First of all - friendships if your'e not intentional with them can unintentionally create expectations for the friendships in your life. I'm not sure if that is the way for everyone, but I've come to realize that if I'm not careful I can expect something out of friendships that may not be something that a particular person can give. Every person is unique and has different giftings and it's not fair for me to have the same expectations for everyone. (Not that I have been, but something I have come to be more mindful.)
For example, clearly I process things by talking through them whether that be through writing or verbally. Some days I'm better at this than others ie. I'm better at communicating I'm doing this at work, but need to be better about only talking with individuals who can/are willing to listen. I am growing though and am becoming more able to recognize when my venting/processing is too much. That being said, I am me and that is a huge part of me that doesn't necessarily need to be changed. It also doesn't mean that all the people in my life need to be able to hear venting/processing. Moderation is key and is something I am working on!
Now to talk about "The Last Word" and times in my life! My life journey so far has been interesting. There are probably many people who expect a different life story than mine with where I am now. 13 years ago, I certainly know I had different thoughts in how my life would go! Different doesn't mean wrong, it just means something you hadn't thought about. I have things that I feel are still to come that I thought would have already happened. I believe they will, but clearly hadn't happened in my timing!
I have things that I believe have been placed inside me that haven't happened yet. The service today was about Joseph and how he had been given dreams that didn't make sense to those he told.
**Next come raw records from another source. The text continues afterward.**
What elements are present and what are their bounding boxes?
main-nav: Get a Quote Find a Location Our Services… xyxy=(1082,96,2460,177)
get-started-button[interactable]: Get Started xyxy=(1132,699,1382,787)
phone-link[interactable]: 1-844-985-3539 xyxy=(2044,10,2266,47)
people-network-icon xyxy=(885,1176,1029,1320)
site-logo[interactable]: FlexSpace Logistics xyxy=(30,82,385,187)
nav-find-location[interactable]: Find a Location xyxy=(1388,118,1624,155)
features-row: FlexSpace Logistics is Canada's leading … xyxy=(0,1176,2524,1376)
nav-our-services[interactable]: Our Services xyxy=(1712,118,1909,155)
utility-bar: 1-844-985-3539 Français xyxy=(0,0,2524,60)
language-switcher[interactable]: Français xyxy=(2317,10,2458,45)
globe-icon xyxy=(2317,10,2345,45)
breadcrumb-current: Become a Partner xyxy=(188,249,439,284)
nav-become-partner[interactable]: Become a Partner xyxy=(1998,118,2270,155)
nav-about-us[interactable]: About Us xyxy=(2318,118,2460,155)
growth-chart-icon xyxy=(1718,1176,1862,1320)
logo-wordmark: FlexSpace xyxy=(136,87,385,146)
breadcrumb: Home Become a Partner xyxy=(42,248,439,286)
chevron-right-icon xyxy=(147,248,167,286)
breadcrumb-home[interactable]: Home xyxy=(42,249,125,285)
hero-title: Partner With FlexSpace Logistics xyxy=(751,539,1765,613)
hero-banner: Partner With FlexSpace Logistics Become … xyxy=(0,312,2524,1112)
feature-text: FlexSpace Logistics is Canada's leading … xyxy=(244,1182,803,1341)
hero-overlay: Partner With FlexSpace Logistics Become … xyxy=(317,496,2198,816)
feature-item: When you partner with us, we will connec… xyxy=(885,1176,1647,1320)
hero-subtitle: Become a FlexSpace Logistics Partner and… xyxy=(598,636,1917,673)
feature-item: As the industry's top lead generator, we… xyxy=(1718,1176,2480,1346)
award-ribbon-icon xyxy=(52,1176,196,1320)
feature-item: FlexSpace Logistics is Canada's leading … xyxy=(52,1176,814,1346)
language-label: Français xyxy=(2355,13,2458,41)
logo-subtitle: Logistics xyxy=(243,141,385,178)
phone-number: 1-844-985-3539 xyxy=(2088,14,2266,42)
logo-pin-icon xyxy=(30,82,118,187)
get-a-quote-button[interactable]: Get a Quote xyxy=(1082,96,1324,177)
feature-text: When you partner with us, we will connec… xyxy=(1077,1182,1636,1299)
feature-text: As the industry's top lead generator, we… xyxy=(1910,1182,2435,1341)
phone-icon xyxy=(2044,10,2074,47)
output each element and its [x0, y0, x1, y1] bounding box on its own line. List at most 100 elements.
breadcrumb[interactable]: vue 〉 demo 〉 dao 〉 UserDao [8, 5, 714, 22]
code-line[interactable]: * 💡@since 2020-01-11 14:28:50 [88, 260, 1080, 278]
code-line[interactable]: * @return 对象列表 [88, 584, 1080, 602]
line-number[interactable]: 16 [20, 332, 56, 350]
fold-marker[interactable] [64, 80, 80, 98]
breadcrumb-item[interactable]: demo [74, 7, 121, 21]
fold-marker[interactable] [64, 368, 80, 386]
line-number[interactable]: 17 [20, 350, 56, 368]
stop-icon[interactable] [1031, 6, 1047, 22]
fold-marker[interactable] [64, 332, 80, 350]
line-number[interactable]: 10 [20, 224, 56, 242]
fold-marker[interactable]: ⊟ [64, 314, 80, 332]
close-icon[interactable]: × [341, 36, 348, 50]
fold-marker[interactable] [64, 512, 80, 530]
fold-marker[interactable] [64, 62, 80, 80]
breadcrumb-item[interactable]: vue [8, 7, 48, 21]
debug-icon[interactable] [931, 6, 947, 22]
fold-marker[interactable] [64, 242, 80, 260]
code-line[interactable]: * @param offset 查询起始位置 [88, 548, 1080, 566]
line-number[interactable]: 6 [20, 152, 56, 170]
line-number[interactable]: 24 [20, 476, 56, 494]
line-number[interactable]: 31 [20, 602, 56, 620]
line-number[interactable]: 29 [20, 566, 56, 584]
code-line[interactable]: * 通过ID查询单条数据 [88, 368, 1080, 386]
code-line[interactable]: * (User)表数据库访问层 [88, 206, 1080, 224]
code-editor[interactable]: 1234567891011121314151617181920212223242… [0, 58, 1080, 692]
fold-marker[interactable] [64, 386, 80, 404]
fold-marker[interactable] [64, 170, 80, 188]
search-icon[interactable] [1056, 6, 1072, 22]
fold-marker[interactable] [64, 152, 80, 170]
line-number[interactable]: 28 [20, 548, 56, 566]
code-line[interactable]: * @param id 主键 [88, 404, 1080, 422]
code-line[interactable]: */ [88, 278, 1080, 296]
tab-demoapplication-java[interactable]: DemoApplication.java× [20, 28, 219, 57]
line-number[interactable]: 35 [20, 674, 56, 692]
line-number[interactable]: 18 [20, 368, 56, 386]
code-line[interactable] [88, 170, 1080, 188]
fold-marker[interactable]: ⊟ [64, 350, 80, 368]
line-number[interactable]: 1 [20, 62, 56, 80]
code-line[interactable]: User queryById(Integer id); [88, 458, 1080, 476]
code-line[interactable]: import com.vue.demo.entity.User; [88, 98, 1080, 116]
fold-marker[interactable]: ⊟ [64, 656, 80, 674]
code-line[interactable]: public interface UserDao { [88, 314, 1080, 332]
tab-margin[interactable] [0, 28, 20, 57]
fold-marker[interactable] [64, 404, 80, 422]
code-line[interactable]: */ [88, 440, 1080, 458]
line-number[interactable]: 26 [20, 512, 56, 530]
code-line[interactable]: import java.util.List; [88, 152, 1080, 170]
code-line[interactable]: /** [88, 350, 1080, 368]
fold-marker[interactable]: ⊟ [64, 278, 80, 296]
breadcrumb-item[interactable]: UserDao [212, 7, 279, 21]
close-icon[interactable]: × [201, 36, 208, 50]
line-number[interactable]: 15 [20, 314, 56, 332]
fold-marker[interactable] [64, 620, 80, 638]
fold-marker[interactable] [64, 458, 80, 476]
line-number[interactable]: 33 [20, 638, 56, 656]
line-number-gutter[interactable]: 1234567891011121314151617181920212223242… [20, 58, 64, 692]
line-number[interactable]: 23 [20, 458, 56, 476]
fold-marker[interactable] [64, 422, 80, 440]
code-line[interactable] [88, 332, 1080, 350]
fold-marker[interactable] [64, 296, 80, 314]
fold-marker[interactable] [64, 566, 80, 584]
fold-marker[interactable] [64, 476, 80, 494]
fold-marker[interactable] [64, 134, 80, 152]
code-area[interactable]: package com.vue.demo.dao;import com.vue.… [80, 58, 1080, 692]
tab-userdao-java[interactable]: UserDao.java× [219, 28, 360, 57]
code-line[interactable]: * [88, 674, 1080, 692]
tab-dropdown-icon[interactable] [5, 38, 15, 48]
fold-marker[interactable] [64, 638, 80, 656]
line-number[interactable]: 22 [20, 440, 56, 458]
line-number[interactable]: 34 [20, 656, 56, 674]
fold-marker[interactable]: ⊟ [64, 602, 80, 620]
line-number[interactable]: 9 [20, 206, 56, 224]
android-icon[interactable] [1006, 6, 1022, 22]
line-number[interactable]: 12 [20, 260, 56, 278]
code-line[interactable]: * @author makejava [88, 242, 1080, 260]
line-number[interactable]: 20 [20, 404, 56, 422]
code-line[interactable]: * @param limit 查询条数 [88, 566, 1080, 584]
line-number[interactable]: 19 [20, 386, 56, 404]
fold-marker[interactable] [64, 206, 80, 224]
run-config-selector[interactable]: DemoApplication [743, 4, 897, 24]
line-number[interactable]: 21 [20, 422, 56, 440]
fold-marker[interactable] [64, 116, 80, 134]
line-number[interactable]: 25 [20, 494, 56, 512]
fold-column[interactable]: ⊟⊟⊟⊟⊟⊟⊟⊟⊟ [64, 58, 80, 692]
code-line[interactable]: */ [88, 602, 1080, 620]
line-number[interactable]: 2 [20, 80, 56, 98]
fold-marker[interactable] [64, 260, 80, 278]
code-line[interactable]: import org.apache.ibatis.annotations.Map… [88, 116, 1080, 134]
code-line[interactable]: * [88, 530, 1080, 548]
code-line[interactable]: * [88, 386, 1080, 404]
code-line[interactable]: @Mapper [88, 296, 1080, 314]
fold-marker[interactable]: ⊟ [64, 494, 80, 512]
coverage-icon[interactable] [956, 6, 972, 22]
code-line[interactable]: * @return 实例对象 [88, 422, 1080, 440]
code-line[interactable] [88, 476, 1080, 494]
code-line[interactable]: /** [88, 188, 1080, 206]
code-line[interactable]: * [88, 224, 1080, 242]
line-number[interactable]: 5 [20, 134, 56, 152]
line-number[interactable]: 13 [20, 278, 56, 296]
It took over 10 years where Joseph went through a lot of not fun things like prison, but he still had faith in God even in the midst of them. One phrase that really struck me is this "The dream is still alive as long as you are, because the dream is not in the pit - the dream is in you".
It does not matter my life's journey the last 13 years or so. It doesn't matter what I expect my next 13 years to look like. What matters is that I am faithful and trust in Him as I continue in this journey called life until the time that His last word for me comes to pass. I cannot guarantee how frequently I'll post, but I'll certainly try to continue to share my journey!